Pensare che da un simile ginepraio possa tirarci fuori una legge elettorale è molto ingenuo. Certo, l’orrido Porcellum va cambiato, e alla svelta (io avrei anche una proposta: chiediamo a Giovanni Sartori, il nostro studioso di sistemi elettorali più illustre, di scrivere lui una legge sensata). Ma nessuna legge elettorale può produrre, di per sé, quel che solo la politica può darci, ossia un governo che abbia il consenso necessario per governare. Se tornassimo al proporzionale, cadrebbe la finzione attuale del vincitore (chi ottiene il premio di maggioranza), ma comunque dovremmo assistere ai medesimi estenuanti negoziati di oggi. Se sopprimessimo il Senato e mantenessimo l’attuale premio di maggioranza alla Camera, assisteremmo alla nascita di governi che hanno il 54% dei seggi in Parlamento e il 25% dei consensi nel Paese (tenuto conto del non voto, è questo il consenso reale di cui godono oggi Bersani-Berlusconi-Grillo). Se adottassimo il doppio turno alla francese, che tanto piace al Pd, dovremmo prepararci ad assistere al paradosso dei sistemi tripolari: il vincitore del primo turno perde al ballottaggio, perché il terzo arrivato si allea con il secondo. Spieghiamolo con due esempi: nelle regioni rosse vanno al ballottaggio Pd e Grillo, ma il Pdl escluso si vendica votando Grillo. Nelle regioni bianche vanno al ballottaggio Pdl e Grillo, ma il Pd escluso si vendica votando Grillo. Insomma, vince sempre Grillo, anche se Pd e Pdl hanno il doppio dei suoi voti. 

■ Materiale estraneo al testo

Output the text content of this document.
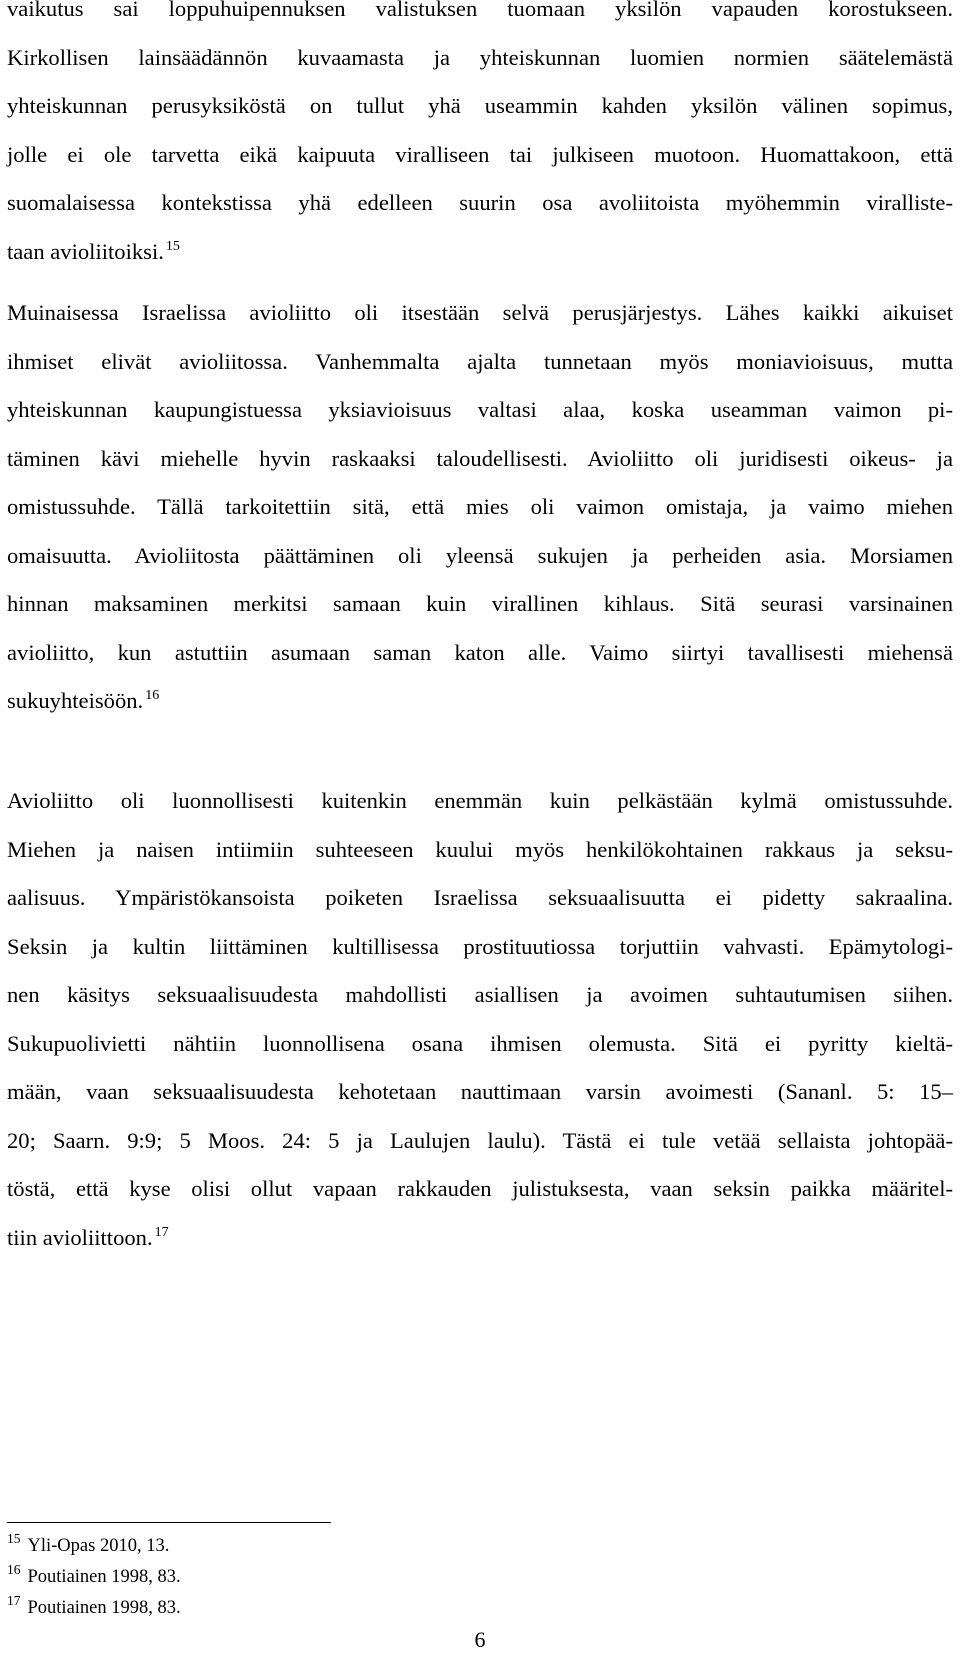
vaikutus sai loppuhuipennuksen valistuksen tuomaan yksilön vapauden korostukseen.
Kirkollisen lainsäädännön kuvaamasta ja yhteiskunnan luomien normien säätelemästä
yhteiskunnan perusyksiköstä on tullut yhä useammin kahden yksilön välinen sopimus,
jolle ei ole tarvetta eikä kaipuuta viralliseen tai julkiseen muotoon. Huomattakoon, että
suomalaisessa kontekstissa yhä edelleen suurin osa avoliitoista myöhemmin viralliste-
taan avioliitoiksi. $^{15}$

Muinaisessa Israelissa avioliitto oli itsestään selvä perusjärjestys. Lähes kaikki aikuiset
ihmiset elivät avioliitossa. Vanhemmalta ajalta tunnetaan myös moniavioisuus, mutta
yhteiskunnan kaupungistuessa yksiavioisuus valtasi alaa, koska useamman vaimon pi-
täminen kävi miehelle hyvin raskaaksi taloudellisesti. Avioliitto oli juridisesti oikeus- ja
omistussuhde. Tällä tarkoitettiin sitä, että mies oli vaimon omistaja, ja vaimo miehen
omaisuutta. Avioliitosta päättäminen oli yleensä sukujen ja perheiden asia. Morsiamen
hinnan maksaminen merkitsi samaan kuin virallinen kihlaus. Sitä seurasi varsinainen
avioliitto, kun astuttiin asumaan saman katon alle. Vaimo siirtyi tavallisesti miehensä
sukuyhteisöön. $^{16}$

Avioliitto oli luonnollisesti kuitenkin enemmän kuin pelkästään kylmä omistussuhde.
Miehen ja naisen intiimiin suhteeseen kuului myös henkilökohtainen rakkaus ja seksu-
aalisuus. Ympäristökansoista poiketen Israelissa seksuaalisuutta ei pidetty sakraalina.
Seksin ja kultin liittäminen kultillisessa prostituutiossa torjuttiin vahvasti. Epämytologi-
nen käsitys seksuaalisuudesta mahdollisti asiallisen ja avoimen suhtautumisen siihen.
Sukupuolivietti nähtiin luonnollisena osana ihmisen olemusta. Sitä ei pyritty kieltä-
mään, vaan seksuaalisuudesta kehotetaan nauttimaan varsin avoimesti (Sananl. 5: 15–
20; Saarn. 9:9; 5 Moos. 24: 5 ja Laulujen laulu). Tästä ei tule vetää sellaista johtopää-
töstä, että kyse olisi ollut vapaan rakkauden julistuksesta, vaan seksin paikka määritel-
tiin avioliittoon. $^{17}$

$^{15}$ Yli-Opas 2010, 13.
$^{16}$ Poutiainen 1998, 83.
$^{17}$ Poutiainen 1998, 83.
6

Per questo, pur convinto che le regole del gioco vadano rinnovate, e vadano rinnovate nel senso di una maggiore efficienza – una sola Camera, meno deputati, più potere al premier, regolamenti parlamentari snelli – vedo con qualche perplessità l’attuale tentativo di Bersani di ottenere la benevolenza del Pdl con una mera intesa sulle regole. Di regole istituzionali meno paralizzanti c’è sicuramente bisogno. Di una nuova legge elettorale pure. Ma le regole servono per governare, e governare significa affrontare tutti gli altri problemi, ossia lavoro, tasse, stato sociale. Di un accordo sulle regole che lasci tutto il resto come prima, con una sinistra e una destra che si odiano, e odiandosi paralizzano qualsiasi governo, non si sente proprio il bisogno.